Mme Martine Aurillac a interrogé la rapporteure sur les conditions et l’état de la de la ratification dans les États membres de l’Union européenne, d’une part, et au sein du groupe des Etats d’Afrique, des Caraïbes et du Pacifique.

Mme Henriette Martinez, rapporteure, a répondu que les pays ACP étaient rassemblés au sein d’une organisation régionale, le groupe ACP, qui était l’interlocuteur privilégié de l’Union européenne. Elle a ajouté que la France figurait parmi les tous derniers Etats membres de l’Union européenne à ne pas avoir ratifié l’accord. Lors d’un déplacement à Bruxelles pour la préparation de son avis budgétaire sur les crédits de l’aide publique au développement pour 2008, elle a été alertée de l’urgence de la ratification de l’accord de Cotonou pour éviter tout blocage et en a aussitôt informé la commission des Affaires étrangères.

M. Marc Dolez s’est interrogé sur la participation de Cuba aux accords de Cotonou dans la perspective d’un rétablissement des relations apaisées avec l’Union européenne.

Mme Henriette Martinez, rapporteure, a fait observé que Cuba était membre du groupe des États ACP depuis le 14 décembre 2000 mais ne participait pas encore à l’accord. Elle a ensuite convenu de la nécessité d’obtenir des précisions sur ce dernier point au cours de la séance publique.

M. François Loncle a déploré que la France une nouvelle fois s’illustre par son retard dans la ratification des conventions internationales. Il s’est ensuite étonné que le Zimbabwe soit le seul pays actuellement sanctionné et a souhaité que l’attention de la Commission européenne soit attirée sur le respect des critères en matière de droits de l’homme ou de corruption.

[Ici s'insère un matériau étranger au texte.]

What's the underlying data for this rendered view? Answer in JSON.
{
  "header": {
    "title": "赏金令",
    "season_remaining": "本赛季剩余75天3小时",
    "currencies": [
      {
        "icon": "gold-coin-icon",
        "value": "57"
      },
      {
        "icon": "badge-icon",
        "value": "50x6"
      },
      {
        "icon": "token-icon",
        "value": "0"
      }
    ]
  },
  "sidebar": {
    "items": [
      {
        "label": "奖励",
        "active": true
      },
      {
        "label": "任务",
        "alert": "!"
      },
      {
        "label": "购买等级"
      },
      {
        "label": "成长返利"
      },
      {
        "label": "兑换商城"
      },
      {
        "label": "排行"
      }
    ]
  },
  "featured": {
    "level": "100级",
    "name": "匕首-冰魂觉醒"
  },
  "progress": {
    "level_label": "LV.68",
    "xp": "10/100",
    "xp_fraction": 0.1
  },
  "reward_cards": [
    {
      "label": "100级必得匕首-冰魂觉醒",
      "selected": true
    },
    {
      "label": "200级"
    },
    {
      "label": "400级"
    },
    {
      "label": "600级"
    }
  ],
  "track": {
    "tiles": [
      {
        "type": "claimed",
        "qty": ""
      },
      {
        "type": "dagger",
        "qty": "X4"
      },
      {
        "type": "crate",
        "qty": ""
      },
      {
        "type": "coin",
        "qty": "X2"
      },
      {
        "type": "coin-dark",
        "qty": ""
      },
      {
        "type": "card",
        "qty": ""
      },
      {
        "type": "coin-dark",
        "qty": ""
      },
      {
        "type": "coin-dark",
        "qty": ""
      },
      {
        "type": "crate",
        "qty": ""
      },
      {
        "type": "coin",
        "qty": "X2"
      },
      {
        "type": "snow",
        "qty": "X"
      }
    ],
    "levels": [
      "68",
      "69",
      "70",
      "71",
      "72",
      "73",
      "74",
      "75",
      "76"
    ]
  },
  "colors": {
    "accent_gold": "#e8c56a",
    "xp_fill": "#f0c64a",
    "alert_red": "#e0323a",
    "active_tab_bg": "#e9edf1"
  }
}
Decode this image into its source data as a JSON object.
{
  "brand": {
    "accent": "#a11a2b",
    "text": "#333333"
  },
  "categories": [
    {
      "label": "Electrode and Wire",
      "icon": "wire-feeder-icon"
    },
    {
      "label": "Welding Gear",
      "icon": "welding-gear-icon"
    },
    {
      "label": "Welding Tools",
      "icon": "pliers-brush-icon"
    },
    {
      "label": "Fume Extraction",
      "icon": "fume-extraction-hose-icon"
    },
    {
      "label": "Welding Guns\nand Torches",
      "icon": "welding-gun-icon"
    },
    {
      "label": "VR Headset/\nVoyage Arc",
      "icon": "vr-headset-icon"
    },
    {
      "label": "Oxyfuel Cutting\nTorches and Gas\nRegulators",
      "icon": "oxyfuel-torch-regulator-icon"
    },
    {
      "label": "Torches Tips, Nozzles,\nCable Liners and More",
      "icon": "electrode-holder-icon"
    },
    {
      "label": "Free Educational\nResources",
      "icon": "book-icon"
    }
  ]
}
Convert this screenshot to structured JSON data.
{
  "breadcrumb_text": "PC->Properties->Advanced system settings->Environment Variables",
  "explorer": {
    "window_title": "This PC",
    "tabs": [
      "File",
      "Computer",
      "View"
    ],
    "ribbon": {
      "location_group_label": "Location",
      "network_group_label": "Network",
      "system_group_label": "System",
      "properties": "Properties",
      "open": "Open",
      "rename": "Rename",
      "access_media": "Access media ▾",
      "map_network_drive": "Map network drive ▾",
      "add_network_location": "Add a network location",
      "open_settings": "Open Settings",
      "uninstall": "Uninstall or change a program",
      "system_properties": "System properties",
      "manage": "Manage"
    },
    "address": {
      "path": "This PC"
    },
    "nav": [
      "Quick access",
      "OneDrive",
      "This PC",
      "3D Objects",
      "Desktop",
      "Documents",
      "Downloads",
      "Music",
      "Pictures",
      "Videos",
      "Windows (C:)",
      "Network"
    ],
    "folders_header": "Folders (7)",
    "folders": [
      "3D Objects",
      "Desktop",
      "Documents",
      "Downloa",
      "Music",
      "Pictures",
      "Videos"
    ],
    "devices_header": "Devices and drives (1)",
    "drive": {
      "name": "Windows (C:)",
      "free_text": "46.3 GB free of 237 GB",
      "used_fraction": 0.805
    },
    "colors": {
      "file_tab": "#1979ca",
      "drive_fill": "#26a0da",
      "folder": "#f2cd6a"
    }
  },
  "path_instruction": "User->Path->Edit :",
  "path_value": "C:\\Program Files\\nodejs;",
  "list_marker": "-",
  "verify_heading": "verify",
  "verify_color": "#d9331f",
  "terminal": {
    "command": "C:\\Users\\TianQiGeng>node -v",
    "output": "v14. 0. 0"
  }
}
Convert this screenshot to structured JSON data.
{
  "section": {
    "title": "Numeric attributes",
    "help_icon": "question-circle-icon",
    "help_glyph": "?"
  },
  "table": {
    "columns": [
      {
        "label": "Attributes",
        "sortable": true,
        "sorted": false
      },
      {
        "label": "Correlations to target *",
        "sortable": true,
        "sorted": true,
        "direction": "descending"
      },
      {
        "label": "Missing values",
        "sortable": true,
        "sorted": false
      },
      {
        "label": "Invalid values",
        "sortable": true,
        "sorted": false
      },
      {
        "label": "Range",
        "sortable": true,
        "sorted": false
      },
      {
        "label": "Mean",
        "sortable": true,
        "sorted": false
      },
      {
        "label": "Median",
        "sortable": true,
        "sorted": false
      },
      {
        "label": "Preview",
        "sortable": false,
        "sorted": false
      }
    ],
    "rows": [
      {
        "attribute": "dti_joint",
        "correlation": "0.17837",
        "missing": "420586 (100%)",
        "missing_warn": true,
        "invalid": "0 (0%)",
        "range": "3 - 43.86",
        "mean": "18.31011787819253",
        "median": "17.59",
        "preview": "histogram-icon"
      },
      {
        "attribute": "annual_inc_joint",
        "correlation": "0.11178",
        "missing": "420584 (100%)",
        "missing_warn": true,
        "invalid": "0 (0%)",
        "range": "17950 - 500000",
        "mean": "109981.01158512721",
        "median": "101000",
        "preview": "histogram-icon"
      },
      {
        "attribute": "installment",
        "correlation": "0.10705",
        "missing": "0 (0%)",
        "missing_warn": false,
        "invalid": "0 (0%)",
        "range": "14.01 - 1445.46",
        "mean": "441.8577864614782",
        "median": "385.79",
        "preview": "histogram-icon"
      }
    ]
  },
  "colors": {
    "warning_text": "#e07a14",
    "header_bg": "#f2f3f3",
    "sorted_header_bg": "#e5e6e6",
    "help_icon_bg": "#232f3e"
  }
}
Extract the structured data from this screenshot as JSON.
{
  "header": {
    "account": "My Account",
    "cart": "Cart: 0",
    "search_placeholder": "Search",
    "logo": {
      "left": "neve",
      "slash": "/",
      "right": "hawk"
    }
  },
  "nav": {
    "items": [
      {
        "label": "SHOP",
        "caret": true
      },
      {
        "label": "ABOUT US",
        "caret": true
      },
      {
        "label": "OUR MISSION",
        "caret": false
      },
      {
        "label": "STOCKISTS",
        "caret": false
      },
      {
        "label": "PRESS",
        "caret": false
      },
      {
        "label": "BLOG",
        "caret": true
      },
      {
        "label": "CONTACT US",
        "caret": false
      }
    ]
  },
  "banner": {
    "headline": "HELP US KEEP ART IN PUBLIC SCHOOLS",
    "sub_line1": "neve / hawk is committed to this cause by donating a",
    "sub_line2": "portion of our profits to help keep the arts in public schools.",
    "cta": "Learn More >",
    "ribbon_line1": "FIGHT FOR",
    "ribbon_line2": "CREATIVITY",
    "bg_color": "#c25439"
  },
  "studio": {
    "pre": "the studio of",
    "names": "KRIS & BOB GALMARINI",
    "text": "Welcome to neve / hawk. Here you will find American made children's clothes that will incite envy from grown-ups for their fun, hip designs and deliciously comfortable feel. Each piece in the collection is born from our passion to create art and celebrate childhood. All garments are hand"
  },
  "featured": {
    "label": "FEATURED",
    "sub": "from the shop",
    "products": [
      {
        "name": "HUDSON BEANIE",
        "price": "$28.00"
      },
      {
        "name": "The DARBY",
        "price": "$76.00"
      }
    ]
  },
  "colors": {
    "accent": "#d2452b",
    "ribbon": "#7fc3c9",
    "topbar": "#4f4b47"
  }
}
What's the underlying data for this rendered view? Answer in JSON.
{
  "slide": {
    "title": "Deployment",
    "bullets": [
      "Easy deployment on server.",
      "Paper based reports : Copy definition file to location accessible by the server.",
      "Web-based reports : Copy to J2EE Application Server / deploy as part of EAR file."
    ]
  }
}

Mme Henriette Martinez, rapporteure, a fait valoir que d’autres pays avaient été sanctionnés par le passé. Elle a ajouté que, dans le but d’encourager les réformes, la Commission avait élaboré des profils de bonne gouvernance et demandé aux pays partenaires d’établir des programmes de réformes. Ces documents serviront à allouer une « tranche incitative à la gouvernance démocratique », prélevée sur les 2,7 milliards d’euros que la Commission a mis de côté à cet effet. L’idée est d’accorder un montant qui peut s’élever jusqu’à 30% de l’allocation initiale pour les pays présentant un programme de réforme jugé excellent. La Commission a fixé quatre paliers : 10% pour les pays se contentant de présenter un programme quelle que soit sa qualité, 15 ou 20% pour un programme jugé bon, 25% pour un programme jugé très bon et 30% pour un excellent programme ou la participation au mécanisme de revue par les pairs. Cette initiative témoigne de la volonté de prendre davantage en compte la bonne gouvernance dans l’attribution des aides.

M. François Loncle a estimé que le laxisme actuel pénalisait les pays qui luttent effectivement contre la corruption et cherchent à améliorer leur gouvernance.

Mme Henriette Martinez, rapporteure, a estimé que l’initiative de la Commission visait précisément à prendre en compte cette situation en proposant une forme de bonus aux pays qui réalisent de réels efforts dans ce domaine.

Conformément aux conclusions de la rapporteure, la commission a adopté les projets de loi (n° 354 et 355).